Taking Students Out of Traliers

Weast asks for $956 million for new schools.

Parents with children in the public schools have been complaining for years about the outdated facilities and growing number of trailers at schools across the county.

On Oct. 30, School Superintendent Jerry Weast came to Potomac to announce the price tag for the upgrades, $956 million over five years.

“I could have asked for more,” Weast said at a press conference at Bells Mill Elementary in Potomac. “The need is substantiated for more.”

The amount requested is $319 million more than the previously approved Capital Improvements Program, the officially term for the county budget for major construction or renovation.

The project would open five new schools and re-open five others. It would also build additions on 21 schools, gymnasiums in 33 elementary schools, and refurbish restrooms in 50 schools.

Weast estimates that if the project is built, the number of portable classrooms will drop from nearly 700 to approximately 300. He further estimates that if it is not built, the number of portables will increase to 1,000.

Weast argues that this project is necessary just for schools to catch up during what school demographers predict will be a lull in the increase in enrollment. “Even if we build out this plan, we’ll be back in the future,” Weast said.

Patricia O’Neill, president of the School Board, is also in favor of the plan. “I know it’s not going to address all of our problems, but it will go a long way,” O’Neill said.
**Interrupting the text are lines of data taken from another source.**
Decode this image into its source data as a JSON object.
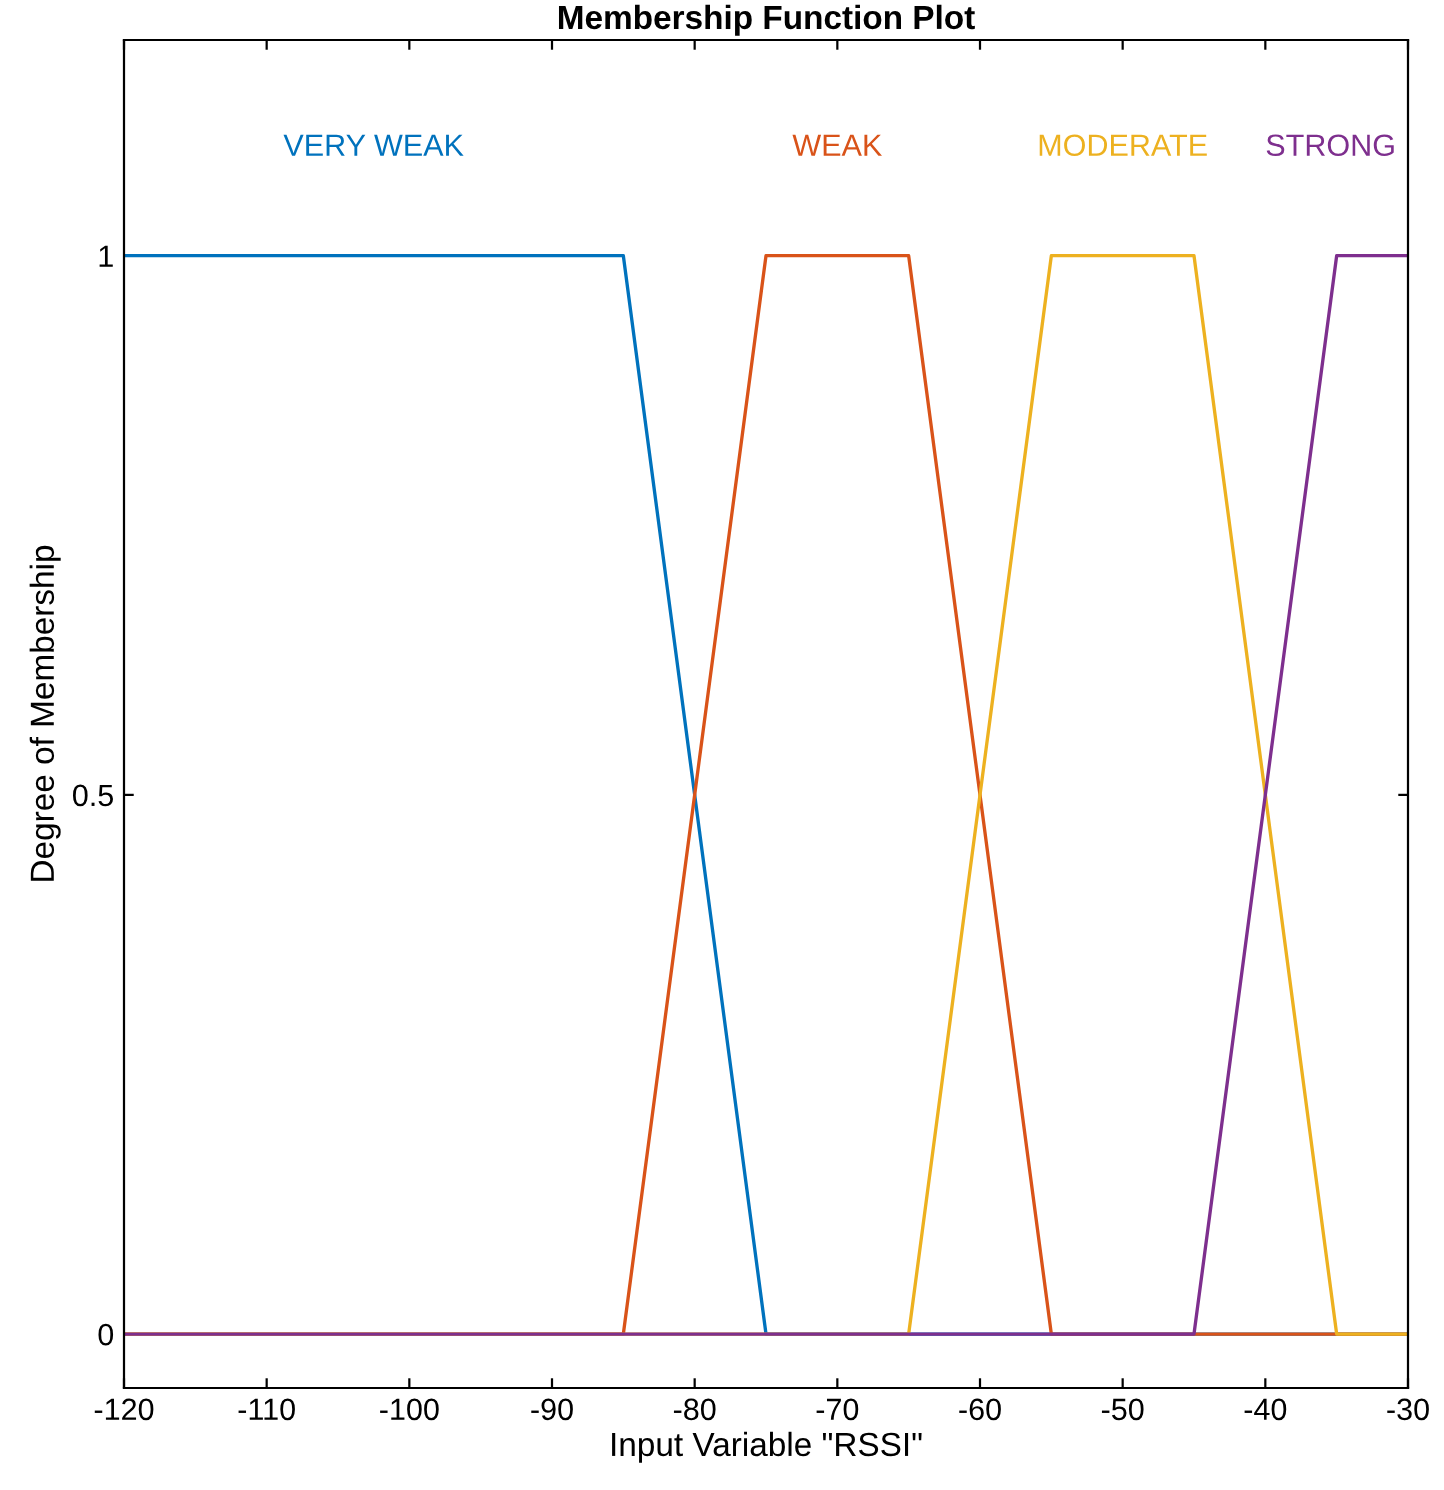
{
  "chart_data": {
    "type": "line",
    "title": "Membership Function Plot",
    "xlabel": "Input Variable \"RSSI\"",
    "ylabel": "Degree of Membership",
    "xlim": [
      -120,
      -30
    ],
    "ylim": [
      -0.05,
      1.2
    ],
    "xticks": [
      -120,
      -110,
      -100,
      -90,
      -80,
      -70,
      -60,
      -50,
      -40,
      -30
    ],
    "yticks": [
      0,
      0.5,
      1
    ],
    "grid": false,
    "legend": false,
    "series": [
      {
        "name": "VERY WEAK",
        "color": "#0072bd",
        "x": [
          -120,
          -85,
          -75,
          -30
        ],
        "values": [
          1,
          1,
          0,
          0
        ]
      },
      {
        "name": "WEAK",
        "color": "#d95319",
        "x": [
          -120,
          -85,
          -75,
          -65,
          -55,
          -30
        ],
        "values": [
          0,
          0,
          1,
          1,
          0,
          0
        ]
      },
      {
        "name": "MODERATE",
        "color": "#edb120",
        "x": [
          -120,
          -65,
          -55,
          -45,
          -35,
          -30
        ],
        "values": [
          0,
          0,
          1,
          1,
          0,
          0
        ]
      },
      {
        "name": "STRONG",
        "color": "#7e2f8e",
        "x": [
          -120,
          -45,
          -35,
          -30
        ],
        "values": [
          0,
          0,
          1,
          1
        ]
      }
    ]
  }
}
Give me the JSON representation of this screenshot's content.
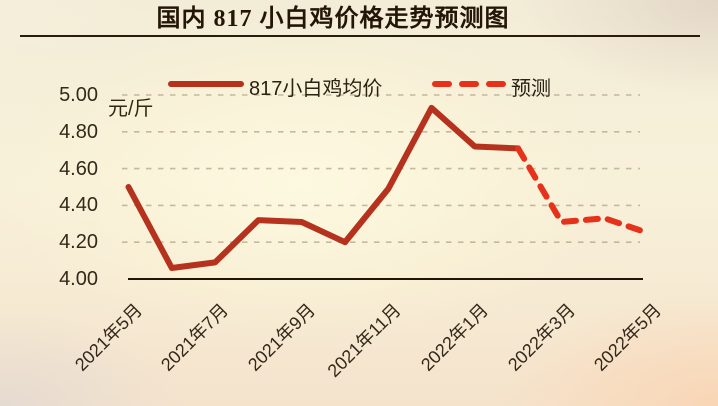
{
  "title": "国内 817 小白鸡价格走势预测图",
  "unit_label": "元/斤",
  "legend": {
    "average_label": "817小白鸡均价",
    "forecast_label": "预测"
  },
  "colors": {
    "solid_line": "#B5331E",
    "dashed_line": "#E6321B",
    "axis": "#1F1508",
    "grid": "#8F8168",
    "title_text": "#241607",
    "label_text": "#33281A"
  },
  "y_axis": {
    "ticks": [
      "5.00",
      "4.80",
      "4.60",
      "4.40",
      "4.20",
      "4.00"
    ]
  },
  "x_axis": {
    "ticks": [
      "2021年5月",
      "2021年7月",
      "2021年9月",
      "2021年11月",
      "2022年1月",
      "2022年3月",
      "2022年5月"
    ]
  },
  "chart_data": {
    "type": "line",
    "title": "国内 817 小白鸡价格走势预测图",
    "ylabel": "元/斤",
    "ylim": [
      4.0,
      5.0
    ],
    "grid": "dashed-horizontal",
    "legend_position": "top",
    "x": [
      "2021年5月",
      "2021年6月",
      "2021年7月",
      "2021年8月",
      "2021年9月",
      "2021年10月",
      "2021年11月",
      "2021年12月",
      "2022年1月",
      "2022年2月",
      "2022年3月",
      "2022年4月",
      "2022年5月"
    ],
    "series": [
      {
        "name": "817小白鸡均价",
        "style": "solid",
        "values": [
          4.5,
          4.06,
          4.09,
          4.32,
          4.31,
          4.2,
          4.49,
          4.93,
          4.72,
          4.71,
          null,
          null,
          null
        ]
      },
      {
        "name": "预测",
        "style": "dashed",
        "values": [
          null,
          null,
          null,
          null,
          null,
          null,
          null,
          null,
          null,
          4.71,
          4.31,
          4.33,
          4.25
        ]
      }
    ]
  }
}
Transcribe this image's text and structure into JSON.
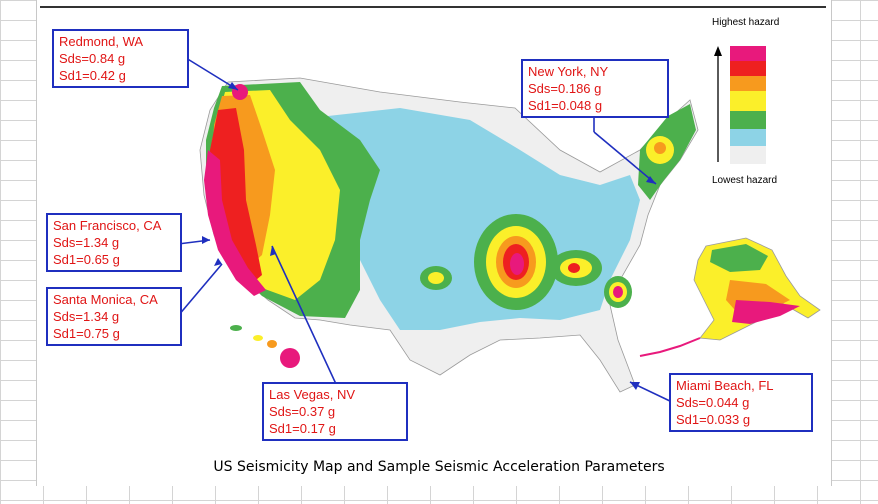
{
  "caption": "US Seismicity Map and Sample Seismic Acceleration Parameters",
  "legend": {
    "top_label": "Highest hazard",
    "bottom_label": "Lowest hazard",
    "colors": [
      "#e8197c",
      "#ee2020",
      "#f79a1e",
      "#fbef2a",
      "#4cb04c",
      "#8dd3e6",
      "#efefef"
    ]
  },
  "callouts": [
    {
      "city": "Redmond, WA",
      "sds": "Sds=0.84 g",
      "sd1": "Sd1=0.42 g"
    },
    {
      "city": "New York, NY",
      "sds": "Sds=0.186 g",
      "sd1": "Sd1=0.048 g"
    },
    {
      "city": "San Francisco, CA",
      "sds": "Sds=1.34 g",
      "sd1": "Sd1=0.65 g"
    },
    {
      "city": "Santa Monica, CA",
      "sds": "Sds=1.34 g",
      "sd1": "Sd1=0.75 g"
    },
    {
      "city": "Las Vegas, NV",
      "sds": "Sds=0.37 g",
      "sd1": "Sd1=0.17 g"
    },
    {
      "city": "Miami Beach, FL",
      "sds": "Sds=0.044 g",
      "sd1": "Sd1=0.033 g"
    }
  ]
}
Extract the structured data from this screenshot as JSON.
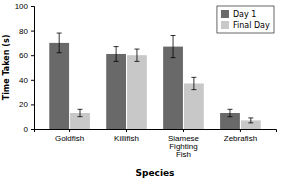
{
  "chart_data": {
    "type": "bar",
    "categories": [
      "Goldfish",
      "Killifish",
      "Siamese\nFighting\nFish",
      "Zebrafish"
    ],
    "series": [
      {
        "name": "Day 1",
        "color": "#696969",
        "values": [
          70,
          61,
          67,
          13
        ],
        "errors": [
          8,
          6,
          9,
          3
        ]
      },
      {
        "name": "Final Day",
        "color": "#c8c8c8",
        "values": [
          13,
          60,
          37,
          7
        ],
        "errors": [
          3,
          5,
          5,
          2
        ]
      }
    ],
    "xlabel": "Species",
    "ylabel": "Time Taken (s)",
    "ylim": [
      0,
      100
    ],
    "yticks": [
      0,
      20,
      40,
      60,
      80,
      100
    ],
    "legend": "upper right",
    "grid": false
  }
}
Weast believes it will be a hard fight for the funding. “These are hard times, these are hard decisions,” he said.

Neither Weast nor O’Neill will be making those decisions, however, because the school board does not have taxing authority.

Some of Potomac elected representatives expressed a desire to fund the budget. “We need to make sure we can do this,” said Sen. Rob Garagiola (R-15). Garagiola echoed Weast’s comments that capital projects, which are often funded with bonds, are better to start when interest rates are low, as they are now. “It’s more cost effective to do something like this now,” Garagiola said.

“I certainly think it’s worth trying. I think it’s a laudable ambition,” said Montgomery County Councilmember Howard Denis (R-1). “I really like the idea of cutting the portables in half.”

Denis also thinks that bonding would be the most likely way of getting all the funding. “We certainly, by raising the bond limit, put this in play,” he said.